Since 1994, all presidential candidates have offered to scrap the executive presidency, but those who secured the coveted post did not go all out to fulfil their pledges. Only President Chandrika Bandaranaike Kumaratunga made an attempt to do so. She submitted a draft Constitution to the parliament in 2000 to scrap the executive presidency, but it would have made the Prime Minister extremely powerful instead. Her effort failed mainly because the UNP withdrew its support for the draft Constitution, claiming that she had incorporated some transitional provisions into the draft without its consent. The UNP and the JVP shot down Kumaratunga’s draft constitution, which also ran into stiff resistance outside the parliament because it proposed to set up nine Regional Councils, which were to receive more powers than the Provincial Councils.
In late 2014, Maithripala Sirisena ran for President, promising to abolish the executive presidency, but, after his victory, the yahapalana government only had some powers of the President reduced through the 19th Amendment. The abolition of the executive presidency has thus become a mere political slogan.
SLPP dissidents’ attempt
The dissident SLPP MPs who have chosen to act independently in the parliament have also submitted a draft constitutional amendment Bill to Speaker Abeywardena. The draft 21st Amendment Bill they have presented does not envisage the abolition of the executive presidency. Instead, basically it seeks to reintroduce the Constitutional Council with more powers. This move is aimed at curtailing the powers of the President.
The SLPP rebel group seems pragmatic in that the abolition of the executive presidency is bound to be an extremely complex process and could have a huge political fallout. Some of the SLPP dissidents have said if the executive presidency is to be scrapped, the Provincial Council system, too, will have to be done away with. Their contention is that the executive presidency is necessary to hold the country together, given the powers devolved to the Provincial Councils.
Draft Constitution ready
President Gotabaya Rajapaksa is reported to have received the draft Constitution prepared by an expert committee he appointed with Romesh de Silva, PC as its head, in keeping with one of his main election promises. Whether it is the final draft is not clear from the media reports. Details of the document in question were not immediately available, but they are expected to be in the public domain soon. The President will have to present the draft Constitution to the parliament. The Opposition, the SLPP rebel group, the media, professional associations, civil society activists, Buddhist monks, Tamil and Muslim politicians and many others will demand that the document be made accessible fast.

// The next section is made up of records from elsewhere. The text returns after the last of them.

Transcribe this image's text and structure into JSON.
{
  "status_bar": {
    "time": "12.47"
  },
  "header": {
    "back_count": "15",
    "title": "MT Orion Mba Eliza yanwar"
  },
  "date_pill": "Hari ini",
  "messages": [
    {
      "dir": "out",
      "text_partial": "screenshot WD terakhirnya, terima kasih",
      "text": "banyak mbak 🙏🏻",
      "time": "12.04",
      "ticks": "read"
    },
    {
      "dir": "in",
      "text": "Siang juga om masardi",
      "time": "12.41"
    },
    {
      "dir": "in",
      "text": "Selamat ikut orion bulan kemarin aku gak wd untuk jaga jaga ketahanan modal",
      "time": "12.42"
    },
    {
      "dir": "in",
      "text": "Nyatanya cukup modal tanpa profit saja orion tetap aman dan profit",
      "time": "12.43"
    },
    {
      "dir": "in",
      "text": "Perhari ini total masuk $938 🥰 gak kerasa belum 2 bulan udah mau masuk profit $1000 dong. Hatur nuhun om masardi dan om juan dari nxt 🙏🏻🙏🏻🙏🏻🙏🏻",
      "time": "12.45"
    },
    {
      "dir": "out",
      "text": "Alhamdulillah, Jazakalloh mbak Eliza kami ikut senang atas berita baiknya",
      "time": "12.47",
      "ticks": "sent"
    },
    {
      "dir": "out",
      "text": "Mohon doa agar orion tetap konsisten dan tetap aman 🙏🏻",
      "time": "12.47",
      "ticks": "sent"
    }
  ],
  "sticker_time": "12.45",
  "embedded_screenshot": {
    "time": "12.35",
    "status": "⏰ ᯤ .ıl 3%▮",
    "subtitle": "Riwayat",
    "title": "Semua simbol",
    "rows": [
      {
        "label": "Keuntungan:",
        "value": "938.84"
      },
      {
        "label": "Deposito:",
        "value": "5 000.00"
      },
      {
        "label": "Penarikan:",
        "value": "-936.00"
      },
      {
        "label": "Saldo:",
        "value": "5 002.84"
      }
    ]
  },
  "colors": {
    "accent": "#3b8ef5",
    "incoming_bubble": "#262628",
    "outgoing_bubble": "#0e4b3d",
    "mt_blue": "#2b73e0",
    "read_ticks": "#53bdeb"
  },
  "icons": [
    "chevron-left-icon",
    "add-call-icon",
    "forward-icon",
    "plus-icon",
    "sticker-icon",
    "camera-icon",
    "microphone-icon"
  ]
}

It will be interesting to see what the draft Constitution offers by way of devolution and if it proposes to retain the executive presidency. Whether it will cause more problems in the form of protests while the country is struggling with a host of crises remains to be seen.
The ongoing protests seem to have yielded some salutary results despite engendering political instability; they have brought about a radical change in the electors’ attitude towards the elected, jolted the government into being mindful of people’s voice, and prompted politicians to consider constitutional reforms. What we are witnessing may be the beginning of a new political culture, and it is doubtful whether the government and the Opposition will be able to counteract the radicalism of the protesting public, especially the youth, with a dose of reformism.